Resim konusunda hiç fikri olmayanların bile fikri bu.Yağlıboyanın katılığı,tutukluğu,donukluğu vede kasıntı hali suluboyada yok.Suluboya hayat gibi;kontrolü zor,süprizlere açık,akışkan,şaşırtıcı ve doğaçlama.Bu tanım fazlasıyla ebru için de geçerli.Ebru teknesine renkleri damlatıyor,şekiller veriyorsunuz ama onu kağıda geçirdiğinizde çıkan sonuca siz de şaşırıyorsunuz.

Levent ARIN

15 Kasım 2010

ilk ders...




             İlk derste bunu yapmadım ama bu da ilklerden biri (perspektifinin bozukluğundan belli)

Yaz tatilinde kafamı meşgul ederek geçirecek bir şeyler yapmak istiyordum ve yazın açık bir kursun olmadığını,sanat ve hobi kurslarının kışın çalıştığını öğrendim.Bülent abinin "bizim arka sokakta bir atölye var baktın mı? "demesiyle Ebru Sanattan içeri adımı mı attım.

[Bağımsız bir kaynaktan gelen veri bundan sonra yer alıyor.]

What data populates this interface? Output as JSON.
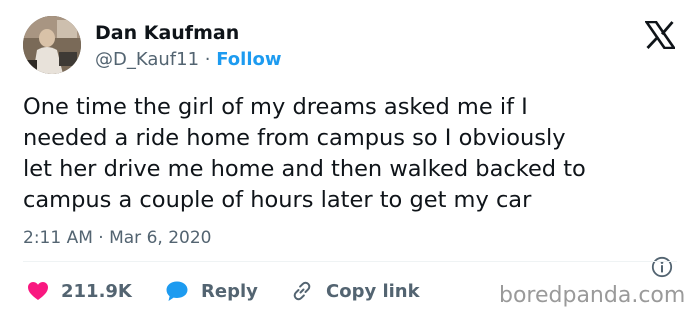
{
  "author": {
    "name": "Dan Kaufman",
    "handle": "@D_Kauf11",
    "separator": "·",
    "follow_label": "Follow"
  },
  "tweet": {
    "lines": [
      "One time the girl of my dreams asked me if I",
      "needed a ride home from campus so I obviously",
      "let her drive me home and then walked backed to",
      "campus a couple of hours later to get my car"
    ],
    "timestamp": "2:11 AM · Mar 6, 2020"
  },
  "actions": {
    "likes_count": "211.9K",
    "reply_label": "Reply",
    "copy_link_label": "Copy link"
  },
  "icons": {
    "platform": "x-logo-icon",
    "info": "info-icon",
    "like": "heart-icon",
    "reply": "speech-bubble-icon",
    "copy": "link-icon"
  },
  "colors": {
    "text": "#0f1419",
    "secondary": "#536471",
    "follow": "#1d9bf0",
    "heart": "#f91880",
    "reply_bubble": "#1d9bf0"
  },
  "watermark": "boredpanda.com"
}
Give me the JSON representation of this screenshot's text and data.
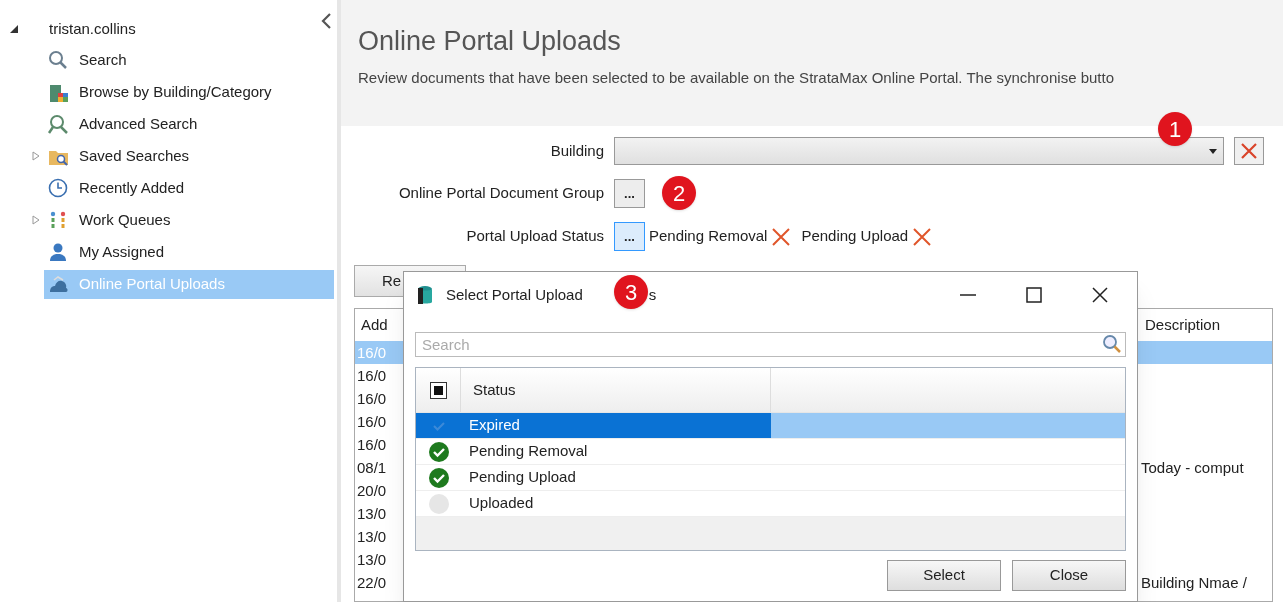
{
  "sidebar": {
    "user": {
      "label": "tristan.collins",
      "expanded": true
    },
    "items": [
      {
        "label": "Search",
        "has_children": false,
        "selected": false
      },
      {
        "label": "Browse by Building/Category",
        "has_children": false,
        "selected": false
      },
      {
        "label": "Advanced Search",
        "has_children": false,
        "selected": false
      },
      {
        "label": "Saved Searches",
        "has_children": true,
        "selected": false
      },
      {
        "label": "Recently Added",
        "has_children": false,
        "selected": false
      },
      {
        "label": "Work Queues",
        "has_children": true,
        "selected": false
      },
      {
        "label": "My Assigned",
        "has_children": false,
        "selected": false
      },
      {
        "label": "Online Portal Uploads",
        "has_children": false,
        "selected": true
      }
    ]
  },
  "page": {
    "title": "Online Portal Uploads",
    "description": "Review documents that have been selected to be available on the StrataMax Online Portal.  The synchronise butto"
  },
  "filters": {
    "building": {
      "label": "Building"
    },
    "document_group": {
      "label": "Online Portal Document Group",
      "button": "...",
      "focused": false
    },
    "status": {
      "label": "Portal Upload Status",
      "button": "...",
      "focused": true,
      "chips": [
        "Pending Removal",
        "Pending Upload"
      ]
    }
  },
  "refresh_button": "Re",
  "table": {
    "columns": [
      "Add",
      "Description"
    ],
    "rows": [
      {
        "date": "16/0",
        "selected": true
      },
      {
        "date": "16/0",
        "selected": false
      },
      {
        "date": "16/0",
        "selected": false
      },
      {
        "date": "16/0",
        "selected": false
      },
      {
        "date": "16/0",
        "selected": false
      },
      {
        "date": "08/1",
        "description": "Today - comput",
        "selected": false
      },
      {
        "date": "20/0",
        "selected": false
      },
      {
        "date": "13/0",
        "selected": false
      },
      {
        "date": "13/0",
        "selected": false
      },
      {
        "date": "13/0",
        "selected": false
      },
      {
        "date": "22/0",
        "description": "Building Nmae /",
        "selected": false
      }
    ]
  },
  "dialog": {
    "title": "Select Portal Upload",
    "title_tail": "s",
    "search_placeholder": "Search",
    "list": {
      "header_partial": true,
      "columns": [
        "Status"
      ],
      "items": [
        {
          "label": "Expired",
          "checked": false,
          "selected": true
        },
        {
          "label": "Pending Removal",
          "checked": true,
          "selected": false
        },
        {
          "label": "Pending Upload",
          "checked": true,
          "selected": false
        },
        {
          "label": "Uploaded",
          "checked": false,
          "selected": false
        }
      ]
    },
    "buttons": [
      "Select",
      "Close"
    ]
  },
  "callouts": [
    "1",
    "2",
    "3"
  ]
}
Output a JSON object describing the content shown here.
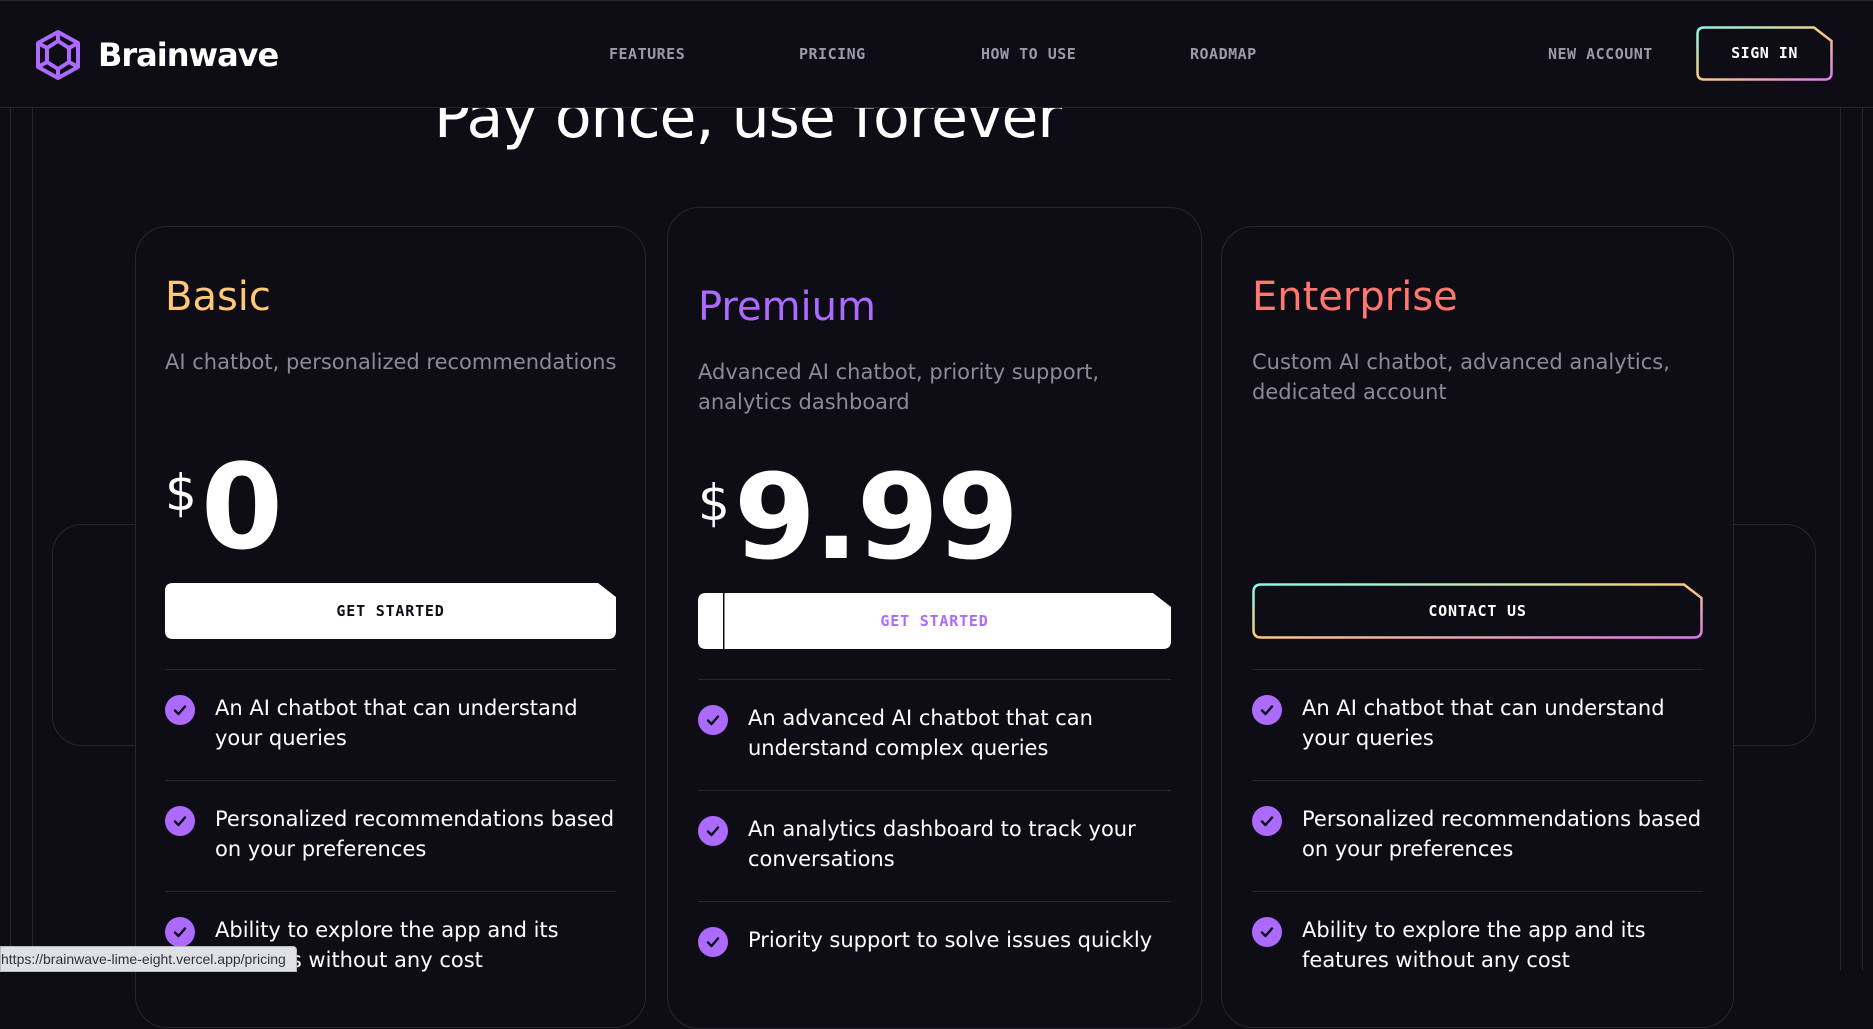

İlk derste hocam Erdem Bey'di. Onun meraklı bakışları,güzel sohbeti ve kibar müdahaleleriyle bir şişe ve yanına bir portakal çizdim.Çizim iyiydi ama boyaması kötü oldu.(Sonradan hocam olacak Kaan bey o gün biraz uzak duruyordu,ben önce benden hoşlanmadığını düşünmüştüm ama tanıdıkça bunun kendi hocalık endişelerinden kaynaklandığını farkettim)

 İlk ders sonrası, elimde yıllar sonra yaptığım bir resimle eve dönerken ağladığımı ikisi de bilmiyor...






Levent'in ilk ebrularından biri,ikimizin de suyu ve renkleri sevmemiz tesadüf müdür?